There are a number of ways to fix this, but I think this is the probably
the best one. We really do not want more than one lockd running at a
time, so lockd_down should wait for the old one to be down before
proceeding.

This change mirrors the semantics for lockd_down that went upstream in
d751a7cd. It does not convert the code to use kthreads however. We could
consider that here, but it's a larger change and isn't really necessary
to fix this.

I verified that this fixed the provided reproducer.
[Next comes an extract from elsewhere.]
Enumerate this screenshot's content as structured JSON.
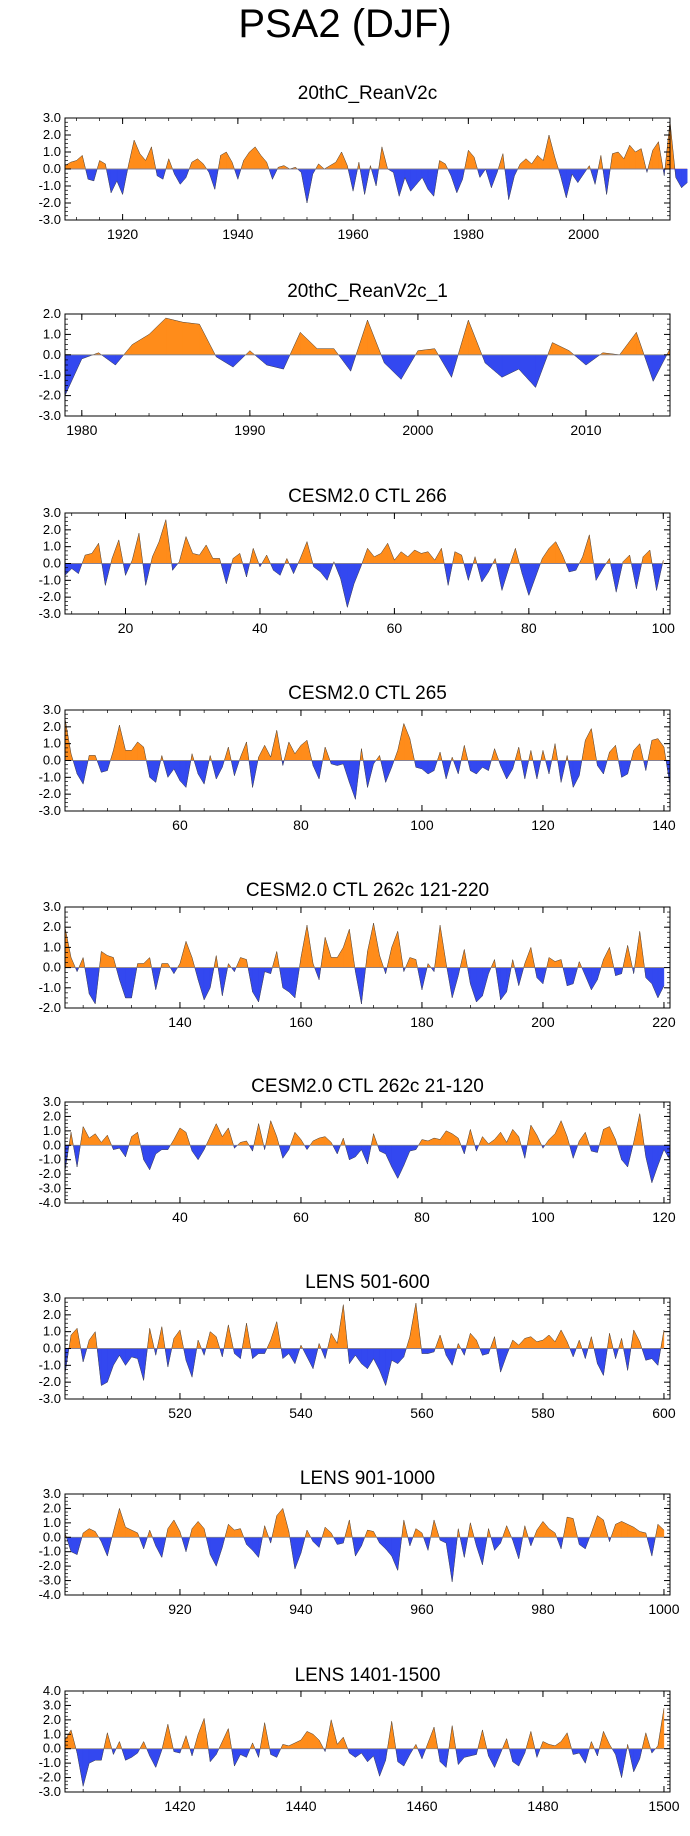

The reporter of the
problem has not verified the fix, but they're in Japan and likely have
larger concerns at the moment. For now, I suggest we proceed with this
patch as-is.

Signed-off-by: Jeff Layton <jlayton@redhat.com>

diff --git a/fs/lockd/svc.c b/fs/lockd/svc.c
index 7a5709b..c0f956b 100644
--- a/fs/lockd/svc.c
+++ b/fs/lockd/svc.c
@@ -154,7 +154,7 @@ lockd(struct svc_rqst *rqstp)
 	 * NFS mount or NFS daemon has gone away, and we've been sent a
 	 * signal, or else another process has taken over our job.
 	 */
-	while ((nlmsvc_users || !signalled()) && nlmsvc_pid == current->pid) {
+	while (nlmsvc_users) {
 		long timeout = MAX_SCHEDULE_TIMEOUT;
 
 		/* update sv_maxconn if it has changed */
@@ -204,19 +204,11 @@ lockd(struct svc_rqst *rqstp)
 
 	del_timer(&nlm_grace_period_timer);
 
-	/*
-	 * Check whether there's a new lockd process before
-	 * shutting down the hosts and clearing the slot.
-	 */
-	if (!nlmsvc_pid || current->pid == nlmsvc_pid) {
-		if (nlmsvc_ops)
-			nlmsvc_invalidate_all();
-		nlm_shutdown_hosts();
-		nlmsvc_pid = 0;
-		nlmsvc_serv = NULL;
-	} else
-		printk(KERN_DEBUG
-			"lockd: new process, skipping host shutdown\n");
+	if (nlmsvc_ops)
+		nlmsvc_invalidate_all();
+	nlm_shutdown_hosts();
+	nlmsvc_pid = 0;
+	nlmsvc_serv = NULL;
 	wake_up(&lockd_exit);
 
 	/* Exit the RPC thread */
@@ -365,17 +357,8 @@ lockd_down(void)
 	warned = 0;
 
 	kill_proc(nlmsvc_pid, SIGKILL, 1);
-	/*
-	 * Wait for the lockd process to exit, but since we're holding
-	 * the lockd semaphore, we can't wait around forever ...
-	 */
 	clear_thread_flag(TIF_SIGPENDING);
-	wait_event_timeout(lockd_exit, nlmsvc_pid == 0, HZ);
-	if (nlmsvc_pid) {
-		printk(KERN_WARNING 
-			"lockd_down: lockd failed to exit, clearing pid\n");
-		nlmsvc_pid = 0;
-	}
+	wait_event(lockd_exit, nlmsvc_pid == 0);
 	spin_lock_irq(&current->sighand->siglock);
 	recalc_sigpending();
 	spin_unlock_irq(&current->sighand->siglock);